ARES releases Special Report 4, assessing CCM compliance of munitions with sensor-fuzed submunitions
Armament Research Services (ARES) is pleased to announce the release of Special Report 4, Munitions Employing Sensor-fuzed Submunitions: Do they Comply with the Convention on Cluster Munitions?. Special Report 4 critically evaluates the definition of “cluster munition” established by the Convention on Cluster Munitions (CCM), in order to assess the convention’s applicability to cargo munitions carrying sensor-fuzed submunitions (such as the Sensor Fuzed Weapon, formerly manufactured by Textron in the United States). The report explores the operational rationale behind sensor-fuzed submunitions as well as briefly addressing the unexploded ordnance (UXO) hazard posed by such munitions. It then explains the technical characteristics which distinguish sensor-fuzed submunitions from their conventional counterparts.
Drawing on a range of primary sources, confidential interviews with industry and military personnel, secondary literature, and the perspectives of several prominent ordnance experts, Special Report 4 establishes a methodology for assessing weapons which carry sensor-fuzed submunitions. It then applies the nine-step test described in that methodology to five of the most common weapons which employ sensor-fuzed submunitions that remain in inventory or use today.

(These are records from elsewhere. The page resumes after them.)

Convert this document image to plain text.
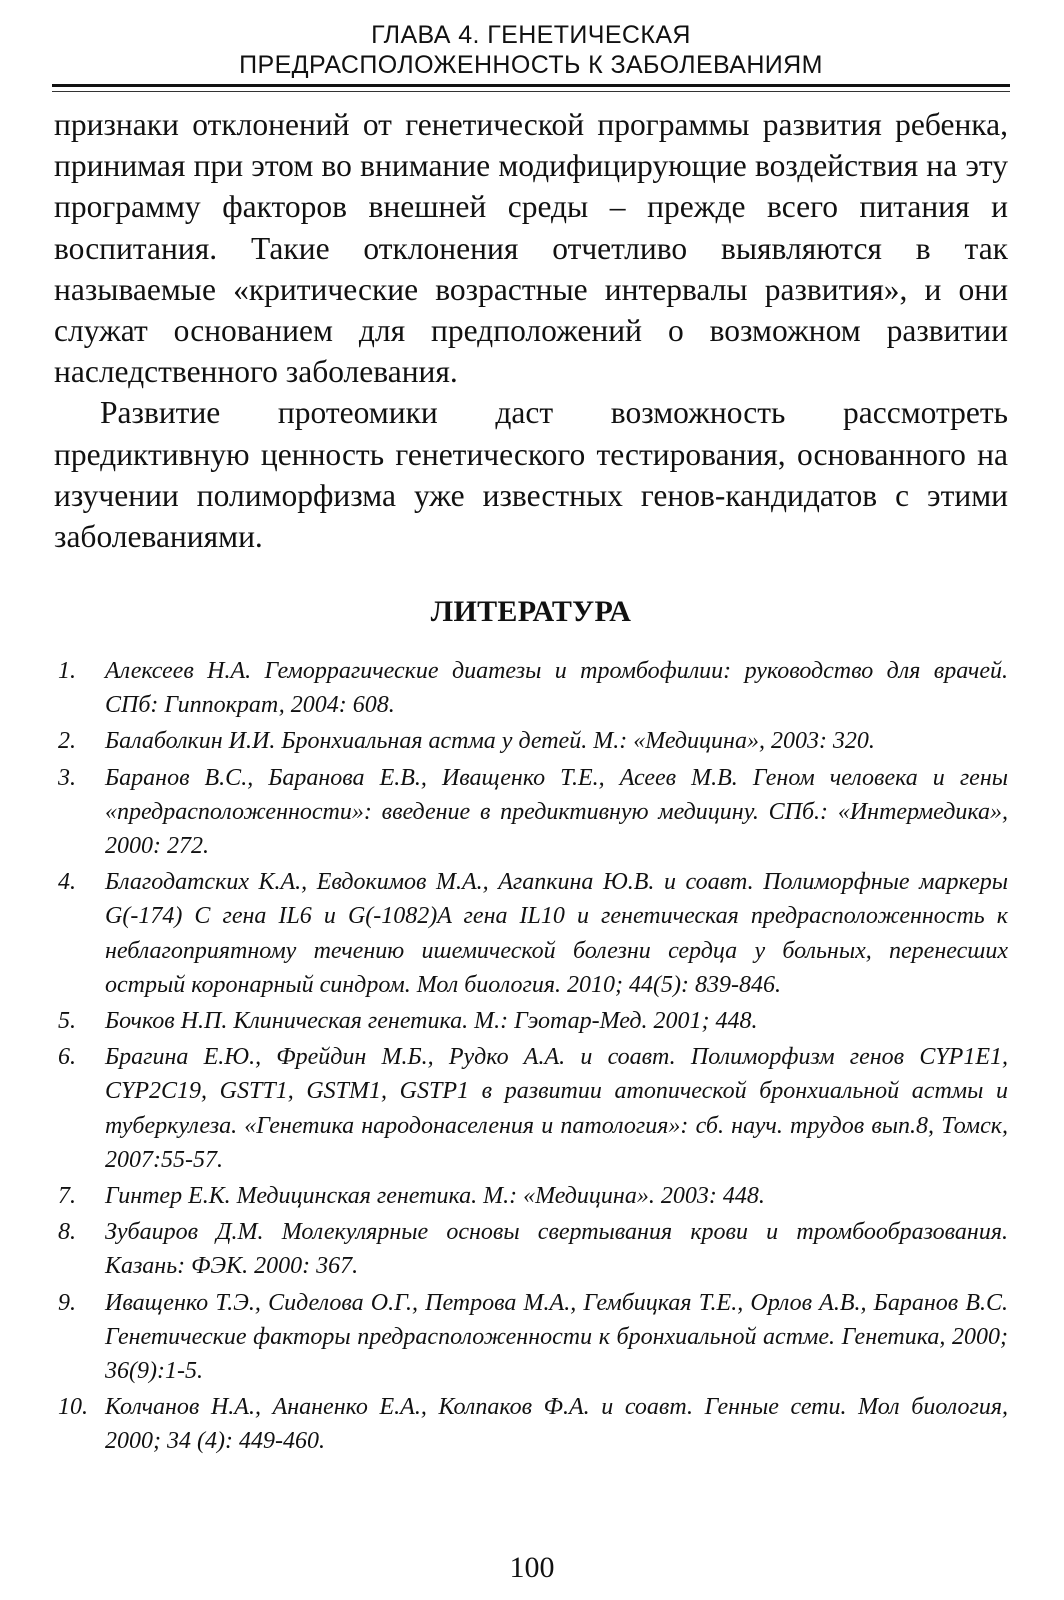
ГЛАВА 4. ГЕНЕТИЧЕСКАЯ
ПРЕДРАСПОЛОЖЕННОСТЬ К ЗАБОЛЕВАНИЯМ

признаки отклонений от генетической программы развития ребенка, принимая при этом во внимание модифицирующие воздействия на эту программу факторов внешней среды – прежде всего питания и воспитания. Такие отклонения отчетливо выявляются в так называемые «критические возрастные интервалы развития», и они служат основанием для предположений о возможном развитии наследственного заболевания.

Развитие протеомики даст возможность рассмотреть предиктивную ценность генетического тестирования, основанного на изучении полиморфизма уже известных генов-кандидатов с этими заболеваниями.

ЛИТЕРАТУРА
1. Алексеев Н.А. Геморрагические диатезы и тромбофилии: руководство для врачей. СПб: Гиппократ, 2004: 608.
2. Балаболкин И.И. Бронхиальная астма у детей. М.: «Медицина», 2003: 320.
3. Баранов В.С., Баранова Е.В., Иващенко Т.Е., Асеев М.В. Геном человека и гены «предрасположенности»: введение в предиктивную медицину. СПб.: «Интермедика», 2000: 272.
4. Благодатских К.А., Евдокимов М.А., Агапкина Ю.В. и соавт. Полиморфные маркеры G(-174) C гена IL6 и G(-1082)A гена IL10 и генетическая предрасположенность к неблагоприятному течению ишемической болезни сердца у больных, перенесших острый коронарный синдром. Мол биология. 2010; 44(5): 839-846.
5. Бочков Н.П. Клиническая генетика. М.: Гэотар-Мед. 2001; 448.
6. Брагина Е.Ю., Фрейдин М.Б., Рудко А.А. и соавт. Полиморфизм генов CYP1E1, CYP2C19, GSTT1, GSTM1, GSTP1 в развитии атопической бронхиальной астмы и туберкулеза. «Генетика народонаселения и патология»: сб. науч. трудов вып.8, Томск, 2007:55-57.
7. Гинтер Е.К. Медицинская генетика. М.: «Медицина». 2003: 448.
8. Зубаиров Д.М. Молекулярные основы свертывания крови и тромбообразования. Казань: ФЭК. 2000: 367.
9. Иващенко Т.Э., Сиделова О.Г., Петрова М.А., Гембицкая Т.Е., Орлов А.В., Баранов В.С. Генетические факторы предрасположенности к бронхиальной астме. Генетика, 2000; 36(9):1-5.
10. Колчанов Н.А., Ананенко Е.А., Колпаков Ф.А. и соавт. Генные сети. Мол биология, 2000; 34 (4): 449-460.
100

Special Report 4 finds that two of the five selected munitions are prohibited under the CCM, and that the factors which determined CCW compliance are not always directly connected to the stated principles of minimising harm to civilians and civilian objects. The report concludes by considering sometimes overlooked hazards of sensor-fuzed submunitions, as well as the potential for unintended consequences which may arise from an outright ban of these weapons.